La morte di Pantani, la madre ai carabinieri: "Quella notte Marco era con due escort"
La famiglia non si dà pace e spera in nuovi sviluppi delle indagini nell'ambito del nuovo fascicolo aperto recentemente dalla Procura di Rimini. La signora Tonina non si dà pace: le resta il drammatico dubbio che il Pirata sia stato ucciso
LA TRAGEDIA Il campione trovato senza vita il 17 febbraio 2004
BOLOGNA. Fra dieci giorni saranno passati 18 anni dalla triste sera di San Valentino quando in un residence di Rimini fu trovato morto Marco Pantani e il ricordo del grande campione di ciclismo non trova ancora pace.
La convinzione della madre Tonina e del padre Ferdinando, e con loro di molti tifosi, è che non tutto sia stato detto e non tutto sia stato accertato sulla fine dello scalatore di Cesenatico, morto a 34 anni.
Nonostante due inchieste archiviate, l'ultima nel 2016, nonostante i processi agli spacciatori che avrebbero ceduto al Pirata la dose letale, la famiglia non si arrende e continua a chiedere verità.
Mamma Tonina è tornata dai carabinieri, a Rimini, ed è uscita dalla caserma dopo tre ore e mezza.

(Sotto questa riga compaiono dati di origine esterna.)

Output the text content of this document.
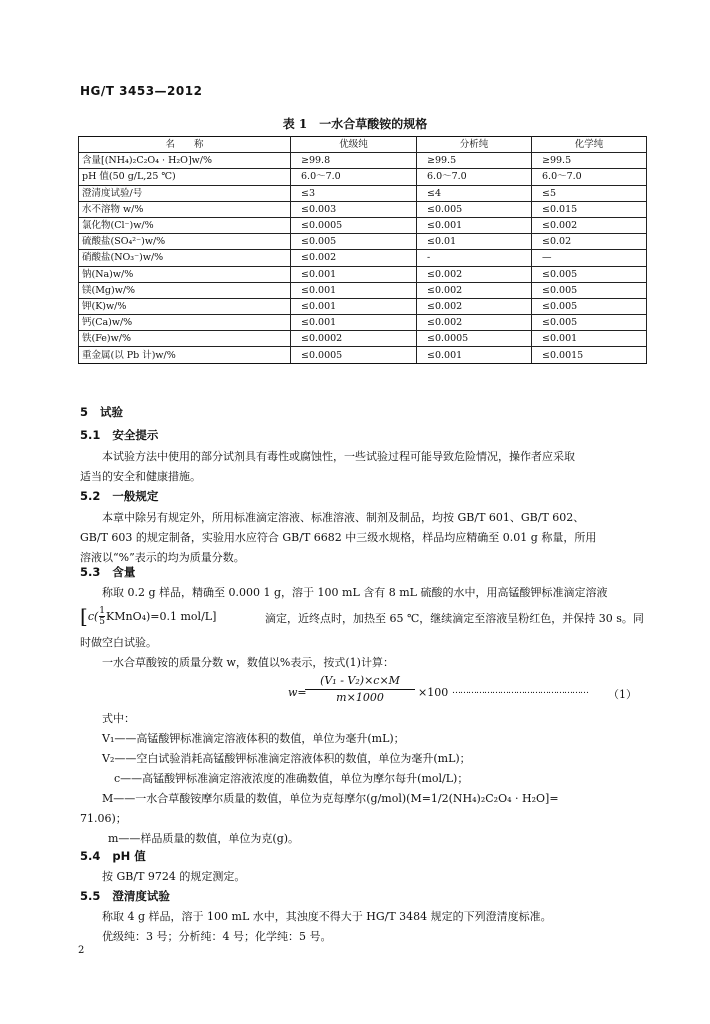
HG/T 3453—2012
表 1　一水合草酸铵的规格
名　　称	优级纯	分析纯	化学纯
含量[(NH₄)₂C₂O₄ · H₂O]w/%	≥99.8	≥99.5	≥99.5
pH 值(50 g/L,25 ℃)	6.0～7.0	6.0～7.0	6.0～7.0
澄清度试验/号	≤3	≤4	≤5
水不溶物 w/%	≤0.003	≤0.005	≤0.015
氯化物(Cl⁻)w/%	≤0.0005	≤0.001	≤0.002
硫酸盐(SO₄²⁻)w/%	≤0.005	≤0.01	≤0.02
硝酸盐(NO₃⁻)w/%	≤0.002	-	—
钠(Na)w/%	≤0.001	≤0.002	≤0.005
镁(Mg)w/%	≤0.001	≤0.002	≤0.005
钾(K)w/%	≤0.001	≤0.002	≤0.005
钙(Ca)w/%	≤0.001	≤0.002	≤0.005
铁(Fe)w/%	≤0.0002	≤0.0005	≤0.001
重金属(以 Pb 计)w/%	≤0.0005	≤0.001	≤0.0015
5 试验
5.1 安全提示
本试验方法中使用的部分试剂具有毒性或腐蚀性，一些试验过程可能导致危险情况，操作者应采取
适当的安全和健康措施。
5.2 一般规定
本章中除另有规定外，所用标准滴定溶液、标准溶液、制剂及制品，均按 GB/T 601、GB/T 602、
GB/T 603 的规定制备，实验用水应符合 GB/T 6682 中三级水规格，样品均应精确至 0.01 g 称量，所用
溶液以“%”表示的均为质量分数。
5.3 含量
称取 0.2 g 样品，精确至 0.000 1 g，溶于 100 mL 含有 8 mL 硫酸的水中，用高锰酸钾标准滴定溶液
[$c( \frac{1}{5}$ KMnO₄)=0.1 mol/L]	滴定，近终点时，加热至 65 ℃，继续滴定至溶液呈粉红色，并保持 30 s。同
时做空白试验。
一水合草酸铵的质量分数 w，数值以%表示，按式(1)计算：
w=
(V₁ - V₂)×c×M
m×1000	×100 …………………………………………… （1）
式中：
V₁——高锰酸钾标准滴定溶液体积的数值，单位为毫升(mL)；
V₂——空白试验消耗高锰酸钾标准滴定溶液体积的数值，单位为毫升(mL)；
c——高锰酸钾标准滴定溶液浓度的准确数值，单位为摩尔每升(mol/L)；
M——一水合草酸铵摩尔质量的数值，单位为克每摩尔(g/mol)(M=1/2(NH₄)₂C₂O₄ · H₂O]=
71.06)；
m——样品质量的数值，单位为克(g)。
5.4 pH 值
按 GB/T 9724 的规定测定。
5.5 澄清度试验
称取 4 g 样品，溶于 100 mL 水中，其浊度不得大于 HG/T 3484 规定的下列澄清度标准。
优级纯：3 号；分析纯：4 号；化学纯：5 号。
2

"Marco non era solo la notte che è morto, con lui c'erano due escort", è quello che la donna avrebbe detto ai militari del nucleo investigativo del reparto operativo, che indagano nell'ambito del nuovo fascicolo riaperto recentemente dalla Procura.
Un fascicolo che, però, rimane a modello 45, anche dopo la nuova testimonianza: non si ipotizzano reati e non ci sono indagati.
A sollecitare in qualche modo la ripresa degli accertamenti era stata la commissione parlamentare antimafia, che ha inviato ai magistrati riminesi una relazione dove c'è, tra l'altro, l'audizione, in parte secretata, di Fabio Miradossa, il pusher che patteggiò nel 2005 una pena per spaccio di cocaina legato alla morte di Pantani.
"Marco è stato ucciso, l'ho conosciuto 5-6 mesi prima che morisse e di certo non mi è sembrata una persona che si voleva uccidere. Era perennemente alla ricerca della verità sui fatti di Madonna di Campiglio, ha sempre detto che non si era dopato", le parole di Miradossa, a gennaio 2020, con il riferimento a quanto accaduto in occasione della tappa trentina del Giro.
Quel 5 giugno 1999 segnò un drammatico spartiacque: il campione fu fermato dall'antidoping, perché il livello del suo ematocrito aveva toccato 51.9, oltre il massimo consentito di 50.
Ma secondo mamma Pantani, in quel rilevamento dell'Unione ciclistica internazionale, ci sarebbe stato un vizio di forma.
Il pm riminese Luca Bertuzzi recentemente ha richiesto la registrazione completa della deposizione del pusher.
Lo stesso Miradossa, però, già sentito nell'ambito del nuovo fascicolo, non avrebbe aggiunto nulla di rilevante a ciò che la prima e la seconda indagine sulla morte del Pirata avevano appurato.
Nell'archiviare, nel 2016, la Procura di Rimini definì fantasiosa e priva di fondamento l'ipotesi di un omicidio e la Cassazione, un anno dopo, rigettò il ricorso della famiglia.
Ma la madre, che nel frattempo si è rivolta a un nuovo legale, l'avvocato Fiorenzo Alessi, non molla ed è stata sentita per l'ennesima volta in Procura, dopo aver consegnato un corposo dossier con documenti e spunti investigativi, e ora anche dai carabinieri.
Finora, anche se varie ricostruzioni giornalistiche hanno adombrato scenari alternativi, le inchieste hanno detto che Pantani morì da solo, in una stanza del residence Le Rose, chiusa dall'interno.
Per un'azione prevalente di psicofarmaci, così da far pensare più a una condotta suicida, che a un'overdose accidentale.
È stata fin qui sempre esclusa l'ipotesi di un'assunzione sotto costrizione.
Non hanno portato a risultati neppure gli accertamenti su un presunto intervento della Camorra al Giro d'Italia del 1999, quando Pantani venne escluso per l'ematocrito alto, il 5 giugno. Per il campione quel giorno di giugno a Madonna di Campiglio fu l'inizio della fine.
Una fine tragica e prematura per un grande sportivo, difficile da accettare per tanti appassionati e soprattutto da chi gli voleva bene e che continua a chiedere che sia fatta piena luce.